No es sino en la elipsis, en lo sinuoso del tono y en la epifanía estridente del tropo, donde sus obras continúan hallando el modo de hacer coincidir el silencio taciturno de la belleza, con la pertinencia avispada y hacendosa de los conceptos. Las obras expuestas articulan discursos sugestivos sobre aspectos de la cultura y el sentido ilusorio de toda representación, algo que se refuerza de un modo estratégico en la escogencia de títulos que actúan como índices alusivos y vectores de estimulación del pensamiento. Éstos movilizan una zona de alta densidad filosófica en la que se corrobora la agonía e insatisfacción del universo escritural cuando éste intenta explicar la naturaleza misma de la pintura (de la imagen). Labor que frente a la obra de Montoto supone un placer y un privilegio, en la medida en que su pintura parece no poder escapar de la tropología.

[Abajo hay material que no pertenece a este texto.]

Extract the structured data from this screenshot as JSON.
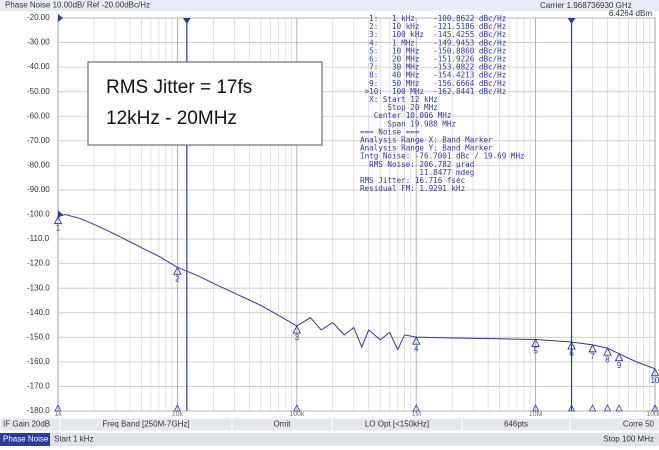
{
  "header": {
    "title": "Phase Noise 10.00dB/ Ref -20.00dBc/Hz",
    "carrier": "Carrier 1.968736930 GHz",
    "power": "6.4264 dBm"
  },
  "chart_data": {
    "type": "line",
    "xscale": "log",
    "grid": true,
    "color": "#2b3a9c",
    "xlim": [
      1000,
      100000000
    ],
    "xticks": [
      {
        "value": 1000,
        "label": "1k"
      },
      {
        "value": 10000,
        "label": "10k"
      },
      {
        "value": 100000,
        "label": "100k"
      },
      {
        "value": 1000000,
        "label": "1M"
      },
      {
        "value": 10000000,
        "label": "10M"
      },
      {
        "value": 100000000,
        "label": "100M"
      }
    ],
    "xminorticks": [
      2000,
      3000,
      4000,
      5000,
      6000,
      7000,
      8000,
      9000,
      20000,
      30000,
      40000,
      50000,
      60000,
      70000,
      80000,
      90000,
      200000,
      300000,
      400000,
      500000,
      600000,
      700000,
      800000,
      900000,
      2000000,
      3000000,
      4000000,
      5000000,
      6000000,
      7000000,
      8000000,
      9000000,
      20000000,
      30000000,
      40000000,
      50000000,
      60000000,
      70000000,
      80000000,
      90000000
    ],
    "ylim": [
      -180,
      -20
    ],
    "yticks": [
      {
        "value": -20,
        "label": "-20.00"
      },
      {
        "value": -30,
        "label": "-30.00"
      },
      {
        "value": -40,
        "label": "-40.00"
      },
      {
        "value": -50,
        "label": "-50.00"
      },
      {
        "value": -60,
        "label": "-60.00"
      },
      {
        "value": -70,
        "label": "-70.00"
      },
      {
        "value": -80,
        "label": "-80.00"
      },
      {
        "value": -90,
        "label": "-90.00"
      },
      {
        "value": -100,
        "label": "-100.0"
      },
      {
        "value": -110,
        "label": "-110.0"
      },
      {
        "value": -120,
        "label": "-120.0"
      },
      {
        "value": -130,
        "label": "-130.0"
      },
      {
        "value": -140,
        "label": "-140.0"
      },
      {
        "value": -150,
        "label": "-150.0"
      },
      {
        "value": -160,
        "label": "-160.0"
      },
      {
        "value": -170,
        "label": "-170.0"
      },
      {
        "value": -180,
        "label": "-180.0"
      }
    ],
    "x": [
      1000,
      1150,
      1500,
      2000,
      3000,
      5000,
      7000,
      10000,
      15000,
      20000,
      30000,
      50000,
      70000,
      100000,
      130000,
      160000,
      200000,
      250000,
      300000,
      350000,
      400000,
      500000,
      600000,
      700000,
      800000,
      1000000,
      2000000,
      5000000,
      10000000,
      20000000,
      30000000,
      40000000,
      50000000,
      70000000,
      100000000
    ],
    "values": [
      -100.9,
      -100,
      -101.5,
      -104,
      -108,
      -113.5,
      -117,
      -121.5,
      -125,
      -128,
      -132,
      -137,
      -141,
      -145.4,
      -142,
      -147,
      -144,
      -149,
      -146,
      -154,
      -147,
      -151,
      -148,
      -155,
      -149,
      -149.9,
      -150.3,
      -150.6,
      -150.9,
      -151.9,
      -153.1,
      -154.4,
      -156.7,
      -160,
      -162.8
    ],
    "band_markers": [
      12000,
      20000000
    ],
    "markers": [
      {
        "label": "1",
        "x": 1000,
        "value": -100.8622
      },
      {
        "label": "2",
        "x": 10000,
        "value": -121.5186
      },
      {
        "label": "3",
        "x": 100000,
        "value": -145.4255
      },
      {
        "label": "4",
        "x": 1000000,
        "value": -149.9453
      },
      {
        "label": "5",
        "x": 10000000,
        "value": -150.886
      },
      {
        "label": "6",
        "x": 20000000,
        "value": -151.9226
      },
      {
        "label": "7",
        "x": 30000000,
        "value": -153.0822
      },
      {
        "label": "8",
        "x": 40000000,
        "value": -154.4213
      },
      {
        "label": "9",
        "x": 50000000,
        "value": -156.6664
      },
      {
        "label": "10",
        "x": 100000000,
        "value": -162.8441
      }
    ],
    "annotations": [
      "RMS Jitter = 17fs",
      "12kHz - 20MHz"
    ]
  },
  "marker_table": [
    "  1:   1 kHz    -100.8622 dBc/Hz",
    "  2:   10 kHz   -121.5186 dBc/Hz",
    "  3:   100 kHz  -145.4255 dBc/Hz",
    "  4:   1 MHz    -149.9453 dBc/Hz",
    "  5:   10 MHz   -150.8860 dBc/Hz",
    "  6:   20 MHz   -151.9226 dBc/Hz",
    "  7:   30 MHz   -153.0822 dBc/Hz",
    "  8:   40 MHz   -154.4213 dBc/Hz",
    "  9:   50 MHz   -156.6664 dBc/Hz",
    " >10:  100 MHz  -162.8441 dBc/Hz",
    "  X: Start 12 kHz",
    "      Stop 20 MHz",
    "   Center 10.006 MHz",
    "      Span 19.988 MHz",
    "=== Noise ===",
    "Analysis Range X: Band Marker",
    "Analysis Range Y: Band Marker",
    "Intg Noise: -76.7001 dBc / 19.69 MHz",
    "  RMS Noise: 206.782 µrad",
    "             11.8477 mdeg",
    "RMS Jitter: 16.716 fsec",
    "Residual FM: 1.9291 kHz"
  ],
  "status_bar": [
    "IF Gain 20dB",
    "Freq Band [250M-7GHz]",
    "Omit",
    "LO Opt [<150kHz]",
    "646pts",
    "Corre 50"
  ],
  "footer": {
    "mode": "Phase Noise",
    "start": "Start 1 kHz",
    "stop": "Stop 100 MHz"
  }
}
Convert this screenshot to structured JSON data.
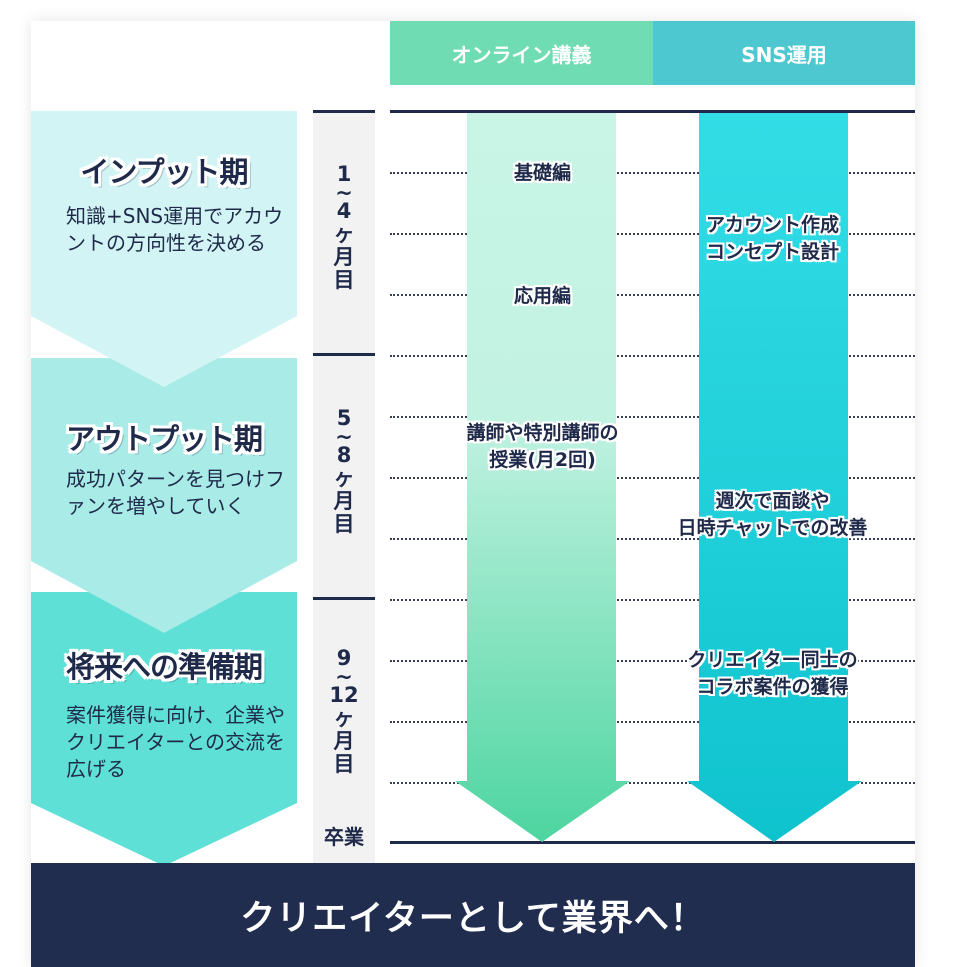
{
  "columns": {
    "online": "オンライン講義",
    "sns": "SNS運用"
  },
  "phases": [
    {
      "title": "インプット期",
      "desc": "知識+SNS運用でアカウントの方向性を決める",
      "color": "#d3f4f4"
    },
    {
      "title": "アウトプット期",
      "desc": "成功パターンを見つけファンを増やしていく",
      "color": "#a9ebe6"
    },
    {
      "title": "将来への準備期",
      "desc": "案件獲得に向け、企業やクリエイターとの交流を広げる",
      "color": "#5ee0d6"
    }
  ],
  "timeline": {
    "p1": [
      "1",
      "~",
      "4",
      "ヶ",
      "月",
      "目"
    ],
    "p2": [
      "5",
      "~",
      "8",
      "ヶ",
      "月",
      "目"
    ],
    "p3": [
      "9",
      "~",
      "12",
      "ヶ",
      "月",
      "目"
    ],
    "graduation": "卒業"
  },
  "online": {
    "basic": "基礎編",
    "applied": "応用編",
    "lectures_1": "講師や特別講師の",
    "lectures_2": "授業(月2回)"
  },
  "sns": {
    "account_1": "アカウント作成",
    "account_2": "コンセプト設計",
    "weekly_1": "週次で面談や",
    "weekly_2": "日時チャットでの改善",
    "collab_1": "クリエイター同士の",
    "collab_2": "コラボ案件の獲得"
  },
  "footer": "クリエイターとして業界へ！",
  "colors": {
    "navy": "#212d4f",
    "header_online": "#6fdcb3",
    "header_sns": "#4ec8d0",
    "online_arrow_top": "#c8f5e6",
    "online_arrow_bottom": "#52d6a1",
    "sns_arrow_top": "#2fdbe5",
    "sns_arrow_bottom": "#12c4cf"
  }
}
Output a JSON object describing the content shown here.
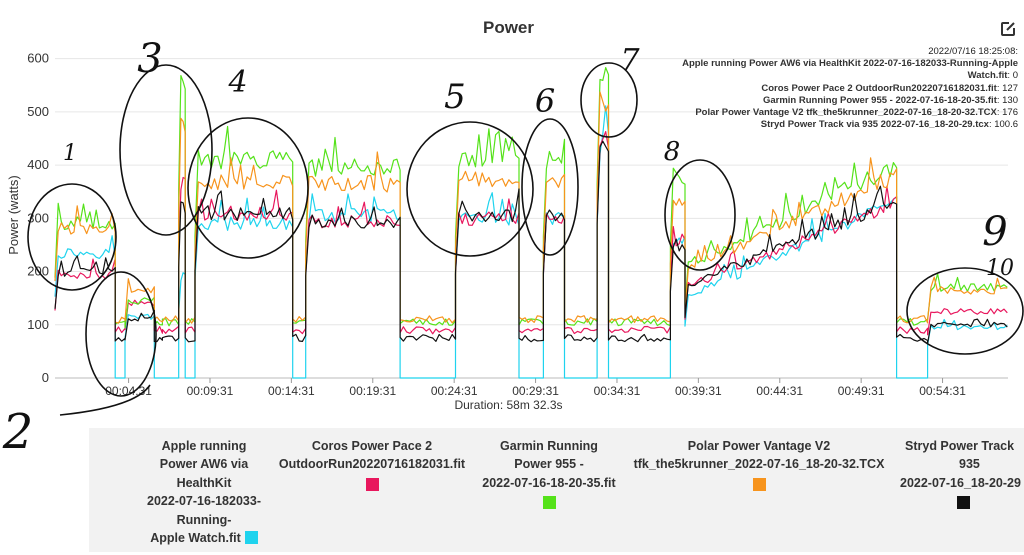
{
  "chart_title": "Power",
  "tooltip": {
    "timestamp": "2022/07/16 18:25:08:",
    "entries": [
      {
        "label": "Apple running Power AW6 via HealthKit 2022-07-16-182033-Running-Apple Watch.fit",
        "value": "0",
        "color": "#1fd3ee"
      },
      {
        "label": "Coros Power Pace 2 OutdoorRun20220716182031.fit",
        "value": "127",
        "color": "#e8175d"
      },
      {
        "label": "Garmin Running Power 955 - 2022-07-16-18-20-35.fit",
        "value": "130",
        "color": "#55e21a"
      },
      {
        "label": "Polar Power Vantage V2 tfk_the5krunner_2022-07-16_18-20-32.TCX",
        "value": "176",
        "color": "#f7941d"
      },
      {
        "label": "Stryd Power Track via 935 2022-07-16_18-20-29.tcx",
        "value": "100.6",
        "color": "#111111"
      }
    ]
  },
  "legend": [
    {
      "label": "Apple running Power AW6 via HealthKit 2022-07-16-182033-Running-Apple Watch.fit",
      "color": "#1fd3ee"
    },
    {
      "label": "Coros Power Pace 2 OutdoorRun20220716182031.fit",
      "color": "#e8175d"
    },
    {
      "label": "Garmin Running Power 955 - 2022-07-16-18-20-35.fit",
      "color": "#55e21a"
    },
    {
      "label": "Polar Power Vantage V2 tfk_the5krunner_2022-07-16_18-20-32.TCX",
      "color": "#f7941d"
    },
    {
      "label": "Stryd Power Track 935 2022-07-16_18-20-29.tcx",
      "color": "#111111"
    }
  ],
  "legend_lines": [
    [
      "Apple running",
      "Power AW6 via",
      "HealthKit",
      "2022-07-16-182033-",
      "Running-",
      "Apple Watch.fit"
    ],
    [
      "Coros Power Pace 2",
      "OutdoorRun20220716182031.fit"
    ],
    [
      "Garmin Running",
      "Power 955 -",
      "2022-07-16-18-20-35.fit"
    ],
    [
      "Polar Power Vantage V2",
      "tfk_the5krunner_2022-07-16_18-20-32.TCX"
    ],
    [
      "Stryd Power Track",
      "935",
      "2022-07-16_18-20-29"
    ]
  ],
  "annotations": [
    "1",
    "2",
    "3",
    "4",
    "5",
    "6",
    "7",
    "8",
    "9",
    "10"
  ],
  "chart_data": {
    "type": "line",
    "title": "Power",
    "ylabel": "Power (watts)",
    "xlabel": "Duration: 58m 32.3s",
    "ylim": [
      0,
      620
    ],
    "xlim_min": [
      0,
      58.54
    ],
    "yticks": [
      0,
      100,
      200,
      300,
      400,
      500,
      600
    ],
    "xticks": [
      "00:04:31",
      "00:09:31",
      "00:14:31",
      "00:19:31",
      "00:24:31",
      "00:29:31",
      "00:34:31",
      "00:39:31",
      "00:44:31",
      "00:49:31",
      "00:54:31"
    ],
    "xtick_minutes": [
      4.52,
      9.52,
      14.52,
      19.52,
      24.52,
      29.52,
      34.52,
      39.52,
      44.52,
      49.52,
      54.52
    ],
    "grid": "horizontal",
    "segments_min": [
      {
        "start": 0.0,
        "end": 3.7,
        "level": "high1"
      },
      {
        "start": 3.7,
        "end": 4.3,
        "level": "rest"
      },
      {
        "start": 4.3,
        "end": 6.1,
        "level": "mid"
      },
      {
        "start": 6.1,
        "end": 6.6,
        "level": "rest"
      },
      {
        "start": 6.6,
        "end": 7.6,
        "level": "rest"
      },
      {
        "start": 7.6,
        "end": 8.0,
        "level": "spike"
      },
      {
        "start": 8.0,
        "end": 8.6,
        "level": "rest"
      },
      {
        "start": 8.6,
        "end": 14.6,
        "level": "high2"
      },
      {
        "start": 14.6,
        "end": 15.4,
        "level": "rest"
      },
      {
        "start": 15.4,
        "end": 21.2,
        "level": "high3"
      },
      {
        "start": 21.2,
        "end": 24.6,
        "level": "rest"
      },
      {
        "start": 24.6,
        "end": 28.5,
        "level": "high4"
      },
      {
        "start": 28.5,
        "end": 30.0,
        "level": "rest"
      },
      {
        "start": 30.0,
        "end": 31.3,
        "level": "high5"
      },
      {
        "start": 31.3,
        "end": 33.3,
        "level": "rest"
      },
      {
        "start": 33.3,
        "end": 34.0,
        "level": "high6"
      },
      {
        "start": 34.0,
        "end": 37.8,
        "level": "rest"
      },
      {
        "start": 37.8,
        "end": 38.7,
        "level": "high7"
      },
      {
        "start": 38.7,
        "end": 51.7,
        "level": "ramp"
      },
      {
        "start": 51.7,
        "end": 53.6,
        "level": "rest"
      },
      {
        "start": 53.6,
        "end": 58.5,
        "level": "tail"
      }
    ],
    "series": [
      {
        "name": "Apple running Power AW6 via HealthKit 2022-07-16-182033-Running-Apple Watch.fit",
        "color": "#1fd3ee",
        "levels": {
          "rest": 0,
          "mid": 115,
          "spike": 190,
          "high1": 235,
          "high2": 290,
          "high3": 305,
          "high4": 300,
          "high5": 300,
          "high6": 440,
          "high7": 260,
          "ramp_from": 150,
          "ramp_to": 330,
          "tail": 95
        }
      },
      {
        "name": "Coros Power Pace 2 OutdoorRun20220716182031.fit",
        "color": "#e8175d",
        "levels": {
          "rest": 90,
          "mid": 140,
          "spike": 370,
          "high1": 195,
          "high2": 310,
          "high3": 295,
          "high4": 300,
          "high5": 300,
          "high6": 450,
          "high7": 260,
          "ramp_from": 170,
          "ramp_to": 330,
          "tail": 125
        }
      },
      {
        "name": "Garmin Running Power 955 - 2022-07-16-18-20-35.fit",
        "color": "#55e21a",
        "levels": {
          "rest": 105,
          "mid": 145,
          "spike": 545,
          "high1": 290,
          "high2": 410,
          "high3": 395,
          "high4": 410,
          "high5": 410,
          "high6": 560,
          "high7": 380,
          "ramp_from": 210,
          "ramp_to": 400,
          "tail": 170
        }
      },
      {
        "name": "Polar Power Vantage V2 tfk_the5krunner_2022-07-16_18-20-32.TCX",
        "color": "#f7941d",
        "levels": {
          "rest": 110,
          "mid": 165,
          "spike": 470,
          "high1": 280,
          "high2": 370,
          "high3": 365,
          "high4": 375,
          "high5": 375,
          "high6": 520,
          "high7": 330,
          "ramp_from": 200,
          "ramp_to": 380,
          "tail": 165
        }
      },
      {
        "name": "Stryd Power Track via 935 2022-07-16_18-20-29.tcx",
        "color": "#111111",
        "levels": {
          "rest": 75,
          "mid": 110,
          "spike": 320,
          "high1": 200,
          "high2": 310,
          "high3": 295,
          "high4": 305,
          "high5": 305,
          "high6": 445,
          "high7": 250,
          "ramp_from": 175,
          "ramp_to": 330,
          "tail": 100
        }
      }
    ]
  }
}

Todas las piezas exhibidas desbordan su propio universo representativo para postularse como textos que resumen y desvelan la naturaleza de varios tópicos debatidos hoy en el plano de la teoría cultural. Una de ellas se me antoja como el emblema más sofisticado y resuelto de esta propuesta: La autosustentación del canon. Esta obra no sólo se basta a sí misma para fundar una inquietante cadena de alegorías, sino que es capaz de cifrar el sentido último de esta muestra. Tres son los elementos que en su diálogo desatan y excitan la especulación más febril, dos de naturaleza textual, y otro, iconográfica: el título y la palabra inscrita en la pared a modo de graffitis que reza Onanismo, y el tercero, la imagen fantoche de un muñeco que sirve acaso para fijar las posturas y poses que inspiran el ejercicio pictórico en la fatigosa consumación del canon, del ideal sujeto a emulaciones continuas. Los tres registros colocados en diálogo logran generar discursos sobre la precariedad, improcedencia y abandono del modelo académico, las paradojas de los relatos legitimadores y la eterna crisis de toda plataforma artística y cultural que, en su acto onanista y de autosatisfacción, deviene en régimen represivo y doctrina estéril.

Con estos ardides, la obra de Montoto alcanza a satisfacer uno de los conflictos en los que no pocos artistas contemporáneos rinden sus armas. La suya es una propuesta que sabe poner en juego los mecanismos de seducción a través de la retina, pero, y ahí en parte su grandeza, también consigue que la complacencia retiniana se aposente en una superficie conceptual capaz de estimular el giro epistemológico.

Consiguiendo entonces movilizar las más burdas y sublimes necesidades del gusto, el artista emprende el camino de la burla cómplice. La lección de pintura, es una auténtica encerrona para la mirada del diletante y del crítico conservador. Las piezas que la conforman pretenden engañar bajo un criterio de verdad que persigue convencer sobre la existencia física de las fuentes, cuando en realidad sabemos que todo se reduce y amplía a la versatilidad engañosa del simulacro como esbozo de la duda. Es en el palimpsesto textual de la Historia del Arte donde se presume la existencia de estas fuentes que pueden ser muchas y ninguna, dado que el artista opera con una apropiación del aura y del estilo, más que del fragmento o el accidente de un detalle en concreto. Por esta razón, La lección de pintura quedará ahí como testimonio (y entonces sí es pertinente el término), como un ejercicio de dislocación, de juego conceptual y de maniobra respecto a las estructuras del discurso crítico, sobre el que habrá que volver después que muchos hayamos aprendido la lección de que toda fijeza, toda representación, es evanescente, poco certera, delirio y catarsis de la duda.